If there was such a thing as non-blocking file I/O in Java, which there isn't, a write to a named pipe that wasn't being read would return zero and not write anything. So non-blocking isn't part of the solution.
There's also the issue that named pipes have a finite buffer size. They aren't infinite queues regardless of whether there is a reading process or not. I agree with the suggestion to look into JMS.

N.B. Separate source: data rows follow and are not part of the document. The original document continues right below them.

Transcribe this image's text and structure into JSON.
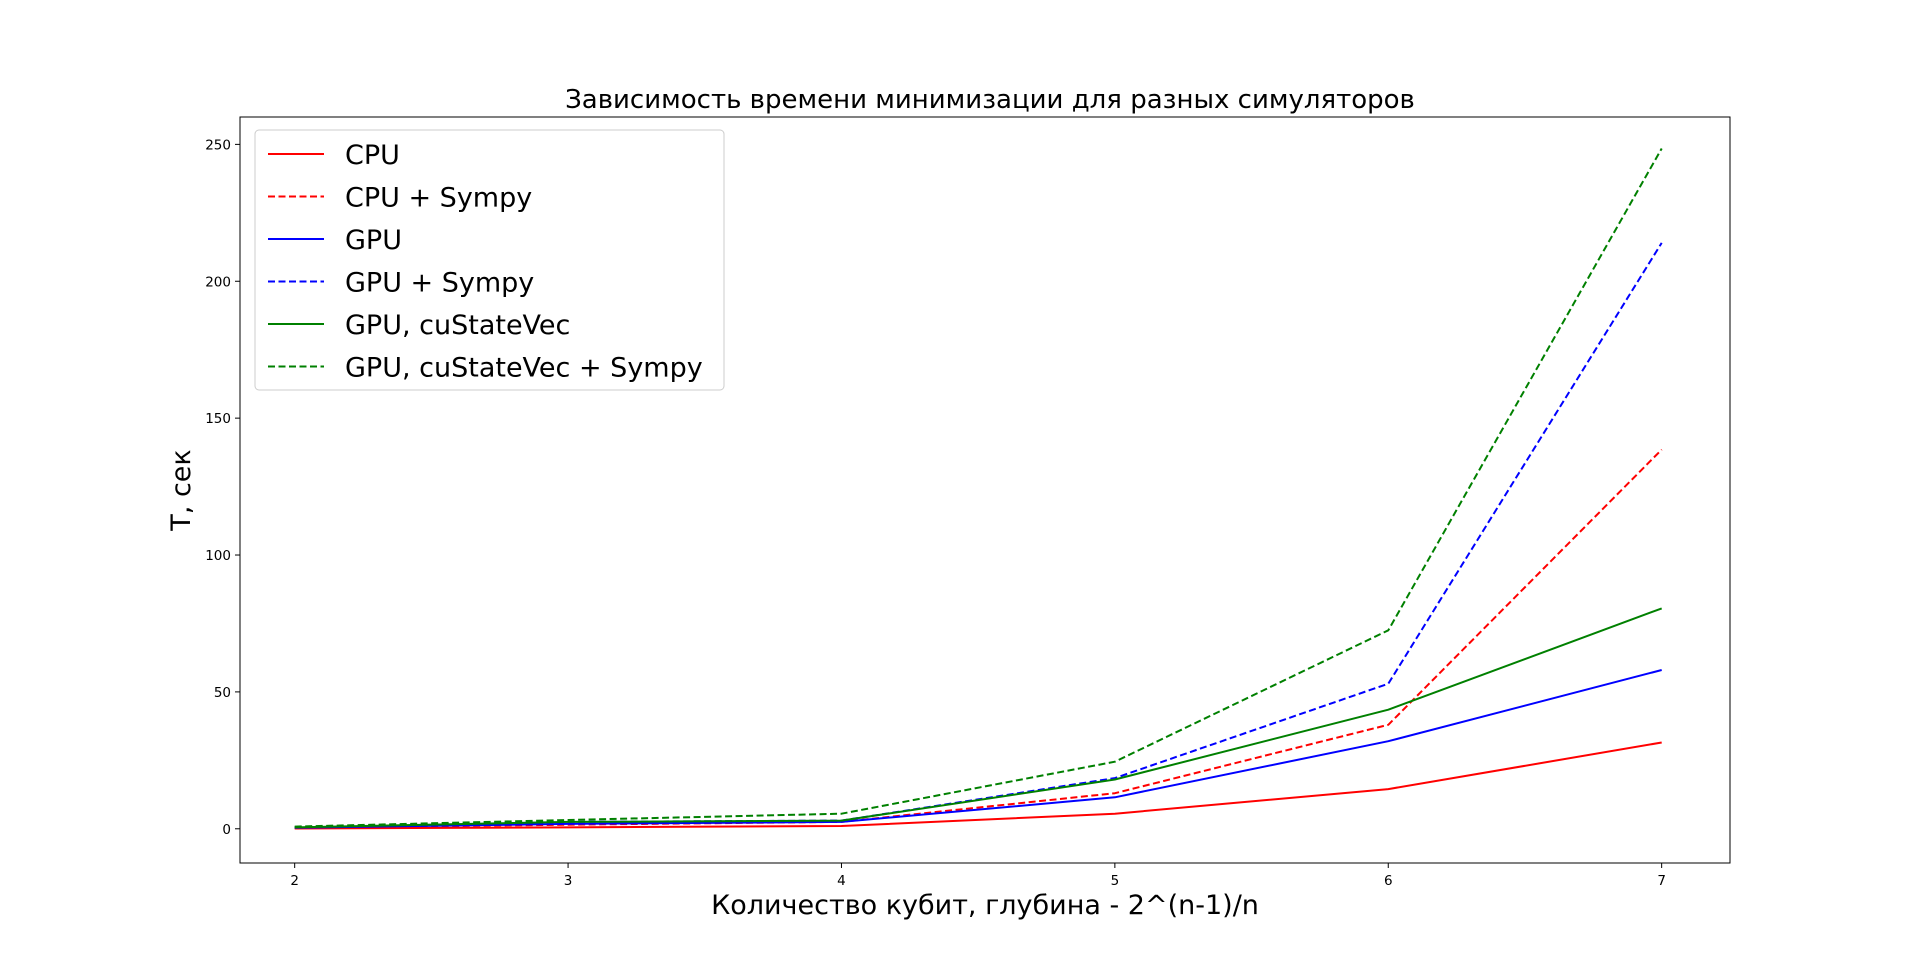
{
  "chart_data": {
    "type": "line",
    "title": "Зависимость времени минимизации для разных симуляторов",
    "xlabel": "Количество кубит, глубина - 2^(n-1)/n",
    "ylabel": "T, сек",
    "x": [
      2,
      3,
      4,
      5,
      6,
      7
    ],
    "xlim": [
      1.8,
      7.25
    ],
    "ylim": [
      -12.5,
      260
    ],
    "xticks": [
      "2",
      "3",
      "4",
      "5",
      "6",
      "7"
    ],
    "yticks": [
      "0",
      "50",
      "100",
      "150",
      "200",
      "250"
    ],
    "grid": false,
    "legend_position": "top-left",
    "series": [
      {
        "name": "CPU",
        "color": "#ff0000",
        "style": "solid",
        "values": [
          0.1,
          0.5,
          1.0,
          5.5,
          14.5,
          31.5
        ]
      },
      {
        "name": "CPU + Sympy",
        "color": "#ff0000",
        "style": "dashed",
        "values": [
          0.3,
          1.5,
          2.5,
          13.0,
          38.0,
          138.5
        ]
      },
      {
        "name": "GPU",
        "color": "#0000ff",
        "style": "solid",
        "values": [
          0.4,
          1.8,
          2.5,
          11.5,
          32.0,
          58.0
        ]
      },
      {
        "name": "GPU + Sympy",
        "color": "#0000ff",
        "style": "dashed",
        "values": [
          0.5,
          2.5,
          3.0,
          18.5,
          53.0,
          214.0
        ]
      },
      {
        "name": "GPU, cuStateVec",
        "color": "#008000",
        "style": "solid",
        "values": [
          0.5,
          2.5,
          3.0,
          18.0,
          43.5,
          80.5
        ]
      },
      {
        "name": "GPU, cuStateVec + Sympy",
        "color": "#008000",
        "style": "dashed",
        "values": [
          0.8,
          3.2,
          5.5,
          24.5,
          72.5,
          248.5
        ]
      }
    ]
  }
}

You should be able to use NIO's asynch write on a UNIX FIFO, just as you can to any other file:
AsynchronousFileChannel channel = AsynchronousFileChannel.open(...);
Future<Integer> writeFuture = channel.write(...);
... or...
channel.write(..., myCompletionHandler);
However, it's not clear to me what you want to happen when the FIFO isn't accepting writes. Do you want it to buffer? If so you'll need to provide it within the Java program. Do you want it to time out? There's no simple timeout option on Java file writes.
These aren't insurmountable problems. If you're determined you can probably get something working. But I wonder whether you'd not find life much easier if you just used a TCP socket or a JMS queue.